From: Robert Richter <rrichter@marvell.com>
To: Borislav Petkov <bp@alien8.de>,
Mauro Carvalho Chehab <mchehab@kernel.org>,
Tony Luck <tony.luck@intel.com>
Cc: James Morse <james.morse@arm.com>,
Aristeu Rozanski <aris@redhat.com>,
Robert Richter <rrichter@marvell.com>,
<linux-edac@vger.kernel.org>, <linux-kernel@vger.kernel.org>
Subject: [PATCH 02/11] EDAC/ghes: Setup DIMM label from DMI and use it in error reports
Date: Fri, 6 Mar 2020 16:13:09 +0100 [thread overview]
Message-ID: <20200306151318.17422-3-rrichter@marvell.com> (raw)
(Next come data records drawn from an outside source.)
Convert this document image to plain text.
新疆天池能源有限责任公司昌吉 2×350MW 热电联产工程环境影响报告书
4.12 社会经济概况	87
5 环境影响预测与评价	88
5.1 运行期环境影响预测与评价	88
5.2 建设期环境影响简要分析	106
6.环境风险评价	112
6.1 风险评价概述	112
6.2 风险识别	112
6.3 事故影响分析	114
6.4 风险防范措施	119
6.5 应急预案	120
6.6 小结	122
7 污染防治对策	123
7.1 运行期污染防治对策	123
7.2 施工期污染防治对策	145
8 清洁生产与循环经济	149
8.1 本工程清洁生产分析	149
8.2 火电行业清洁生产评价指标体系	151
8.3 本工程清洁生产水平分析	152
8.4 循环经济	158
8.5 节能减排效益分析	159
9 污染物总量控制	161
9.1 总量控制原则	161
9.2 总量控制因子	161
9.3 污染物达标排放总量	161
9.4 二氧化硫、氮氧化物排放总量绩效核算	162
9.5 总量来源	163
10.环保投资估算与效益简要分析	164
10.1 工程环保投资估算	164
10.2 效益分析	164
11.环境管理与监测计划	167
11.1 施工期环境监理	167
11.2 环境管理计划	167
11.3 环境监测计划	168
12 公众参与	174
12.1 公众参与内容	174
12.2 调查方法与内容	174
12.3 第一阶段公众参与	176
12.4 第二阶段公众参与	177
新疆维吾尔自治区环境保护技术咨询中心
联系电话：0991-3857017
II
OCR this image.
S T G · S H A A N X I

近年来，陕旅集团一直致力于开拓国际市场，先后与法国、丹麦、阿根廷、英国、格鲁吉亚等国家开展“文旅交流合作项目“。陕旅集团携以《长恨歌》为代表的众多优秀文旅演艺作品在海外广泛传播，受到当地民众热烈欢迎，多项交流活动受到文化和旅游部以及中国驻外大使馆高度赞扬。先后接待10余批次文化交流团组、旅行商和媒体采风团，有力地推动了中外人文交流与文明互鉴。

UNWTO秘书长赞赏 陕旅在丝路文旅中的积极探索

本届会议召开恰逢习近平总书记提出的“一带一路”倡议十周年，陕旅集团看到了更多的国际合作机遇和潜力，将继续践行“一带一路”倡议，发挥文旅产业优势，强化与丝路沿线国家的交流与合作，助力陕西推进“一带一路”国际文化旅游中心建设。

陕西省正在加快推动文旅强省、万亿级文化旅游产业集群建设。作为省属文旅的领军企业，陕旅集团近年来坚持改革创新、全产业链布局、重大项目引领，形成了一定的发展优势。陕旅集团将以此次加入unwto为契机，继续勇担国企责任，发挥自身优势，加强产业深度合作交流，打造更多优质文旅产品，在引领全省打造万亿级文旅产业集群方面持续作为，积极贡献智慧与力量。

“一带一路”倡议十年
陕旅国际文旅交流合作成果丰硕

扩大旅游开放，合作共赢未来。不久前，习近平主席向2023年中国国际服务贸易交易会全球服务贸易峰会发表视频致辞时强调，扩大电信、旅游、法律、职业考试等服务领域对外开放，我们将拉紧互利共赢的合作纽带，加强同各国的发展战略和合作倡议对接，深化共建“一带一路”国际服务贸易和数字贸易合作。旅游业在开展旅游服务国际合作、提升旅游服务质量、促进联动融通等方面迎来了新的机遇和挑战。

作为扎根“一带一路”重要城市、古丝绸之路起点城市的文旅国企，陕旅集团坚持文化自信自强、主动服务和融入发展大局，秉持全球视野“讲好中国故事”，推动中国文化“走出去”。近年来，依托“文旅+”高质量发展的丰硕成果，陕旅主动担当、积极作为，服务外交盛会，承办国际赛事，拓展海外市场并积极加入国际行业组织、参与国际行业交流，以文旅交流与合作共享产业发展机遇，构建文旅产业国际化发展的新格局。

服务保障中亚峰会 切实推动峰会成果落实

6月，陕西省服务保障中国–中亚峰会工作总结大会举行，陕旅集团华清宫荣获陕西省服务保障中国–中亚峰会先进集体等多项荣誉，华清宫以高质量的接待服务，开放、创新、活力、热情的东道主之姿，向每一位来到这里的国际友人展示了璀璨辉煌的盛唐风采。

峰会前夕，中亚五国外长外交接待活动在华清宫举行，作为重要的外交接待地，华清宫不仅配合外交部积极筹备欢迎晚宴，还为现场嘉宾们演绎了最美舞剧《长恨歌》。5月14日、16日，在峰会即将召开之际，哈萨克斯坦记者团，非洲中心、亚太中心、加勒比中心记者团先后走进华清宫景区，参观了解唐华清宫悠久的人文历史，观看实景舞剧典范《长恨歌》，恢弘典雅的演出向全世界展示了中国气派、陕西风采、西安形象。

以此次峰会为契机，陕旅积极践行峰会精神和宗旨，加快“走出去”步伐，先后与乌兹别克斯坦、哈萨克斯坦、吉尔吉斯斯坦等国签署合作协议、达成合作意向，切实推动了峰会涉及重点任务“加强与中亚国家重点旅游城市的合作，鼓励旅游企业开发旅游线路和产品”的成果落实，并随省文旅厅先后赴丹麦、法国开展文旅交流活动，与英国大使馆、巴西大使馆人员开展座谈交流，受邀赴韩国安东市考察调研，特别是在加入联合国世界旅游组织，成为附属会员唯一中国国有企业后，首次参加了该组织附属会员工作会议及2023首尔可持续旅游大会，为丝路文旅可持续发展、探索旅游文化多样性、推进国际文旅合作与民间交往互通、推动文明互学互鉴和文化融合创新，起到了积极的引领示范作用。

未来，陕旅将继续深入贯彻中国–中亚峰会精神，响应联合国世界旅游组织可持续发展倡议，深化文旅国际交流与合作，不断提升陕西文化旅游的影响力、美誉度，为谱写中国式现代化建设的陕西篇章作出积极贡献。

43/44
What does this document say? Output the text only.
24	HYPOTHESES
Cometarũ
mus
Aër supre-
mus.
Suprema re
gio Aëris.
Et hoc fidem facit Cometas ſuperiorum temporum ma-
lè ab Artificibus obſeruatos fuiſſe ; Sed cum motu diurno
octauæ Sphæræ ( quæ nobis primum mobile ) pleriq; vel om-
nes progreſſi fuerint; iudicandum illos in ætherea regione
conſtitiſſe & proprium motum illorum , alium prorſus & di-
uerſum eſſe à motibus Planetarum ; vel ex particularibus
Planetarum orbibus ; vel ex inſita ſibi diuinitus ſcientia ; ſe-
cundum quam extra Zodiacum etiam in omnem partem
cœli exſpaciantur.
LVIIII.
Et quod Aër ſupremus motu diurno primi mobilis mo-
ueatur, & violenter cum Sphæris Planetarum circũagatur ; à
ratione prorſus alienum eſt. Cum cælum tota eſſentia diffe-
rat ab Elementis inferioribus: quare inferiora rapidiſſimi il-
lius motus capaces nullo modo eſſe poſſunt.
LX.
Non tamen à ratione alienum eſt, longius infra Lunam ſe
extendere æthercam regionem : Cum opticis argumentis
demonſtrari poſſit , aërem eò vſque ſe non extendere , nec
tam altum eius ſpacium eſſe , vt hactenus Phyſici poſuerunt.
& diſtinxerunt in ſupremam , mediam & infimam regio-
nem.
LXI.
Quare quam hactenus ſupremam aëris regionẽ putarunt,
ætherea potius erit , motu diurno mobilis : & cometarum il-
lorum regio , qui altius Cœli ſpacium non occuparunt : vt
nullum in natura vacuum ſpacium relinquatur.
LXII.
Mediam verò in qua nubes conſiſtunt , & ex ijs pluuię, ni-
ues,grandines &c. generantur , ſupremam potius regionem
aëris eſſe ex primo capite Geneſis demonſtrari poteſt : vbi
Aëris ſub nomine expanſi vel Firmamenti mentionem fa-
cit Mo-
In-Reply-To: <20200306151318.17422-1-rrichter@marvell.com>
The ghes driver reports errors with 'unknown label' even if the actual
DIMM label is known, e.g.:
EDAC MC0: 1 CE Single-bit ECC on unknown label (node:0 card:0
module:0 rank:1 bank:0 col:13 bit_pos:16 DIMM location:N0 DIMM_A0
page:0x966a9b3 offset:0x0 grain:1 syndrome:0x0 - APEI location:
node:0 card:0 module:0 rank:1 bank:0 col:13 bit_pos:16 DIMM
location:N0 DIMM_A0 status(0x0000000000000400): Storage error in
DRAM memory)
Fix this by using struct dimm_info's label string in error reports:
EDAC MC0: 1 CE Single-bit ECC on N0 DIMM_A0 (node:0 card:0 module:0
rank:1 bank:515 col:14 bit_pos:16 DIMM location:N0 DIMM_A0
page:0x99223d8 offset:0x0 grain:1 syndrome:0x0 - APEI location:
node:0 card:0 module:0 rank:1 bank:515 col:14 bit_pos:16 DIMM
location:N0 DIMM_A0 status(0x0000000000000400): Storage error in
DRAM memory)
The labels are initialized by reading the bank and device strings from
DMI. Now, the label information can also read from sysfs. E.g. a
ThunderX2 system will show the following:
/sys/devices/system/edac/mc/mc0/dimm0/dimm_label:N0 DIMM_A0
/sys/devices/system/edac/mc/mc0/dimm1/dimm_label:N0 DIMM_B0
/sys/devices/system/edac/mc/mc0/dimm2/dimm_label:N0 DIMM_C0
/sys/devices/system/edac/mc/mc0/dimm3/dimm_label:N0 DIMM_D0
/sys/devices/system/edac/mc/mc0/dimm4/dimm_label:N0 DIMM_E0
/sys/devices/system/edac/mc/mc0/dimm5/dimm_label:N0 DIMM_F0
/sys/devices/system/edac/mc/mc0/dimm6/dimm_label:N0 DIMM_G0
/sys/devices/system/edac/mc/mc0/dimm7/dimm_label:N0 DIMM_H0
/sys/devices/system/edac/mc/mc0/dimm8/dimm_label:N1 DIMM_I0
/sys/devices/system/edac/mc/mc0/dimm9/dimm_label:N1 DIMM_J0
/sys/devices/system/edac/mc/mc0/dimm10/dimm_label:N1 DIMM_K0
/sys/devices/system/edac/mc/mc0/dimm11/dimm_label:N1 DIMM_L0
/sys/devices/system/edac/mc/mc0/dimm12/dimm_label:N1 DIMM_M0
/sys/devices/system/edac/mc/mc0/dimm13/dimm_label:N1 DIMM_N0
/sys/devices/system/edac/mc/mc0/dimm14/dimm_label:N1 DIMM_O0
/sys/devices/system/edac/mc/mc0/dimm15/dimm_label:N1 DIMM_P0
Since dimm_labels can be rewritten, that label will be used in a later
error report:
# echo foobar >/sys/devices/system/edac/mc/mc0/dimm0/dimm_label
# # some error injection here
# dmesg | grep foobar
[ 2119.784489] EDAC MC0: 1 CE Single-bit ECC on foobar (node:0 card:0
module:0 rank:0 bank:769 col:1 bit_pos:16 DIMM location:foobar
page:0x94d027 offset:0x0 grain:1 syndrome:0x0 - APEI location: node:0
card:0 module:0 rank:0 bank:769 col:1 bit_pos:16 DIMM location:foobar
status(0x0000000000000400): Storage error in DRAM memory)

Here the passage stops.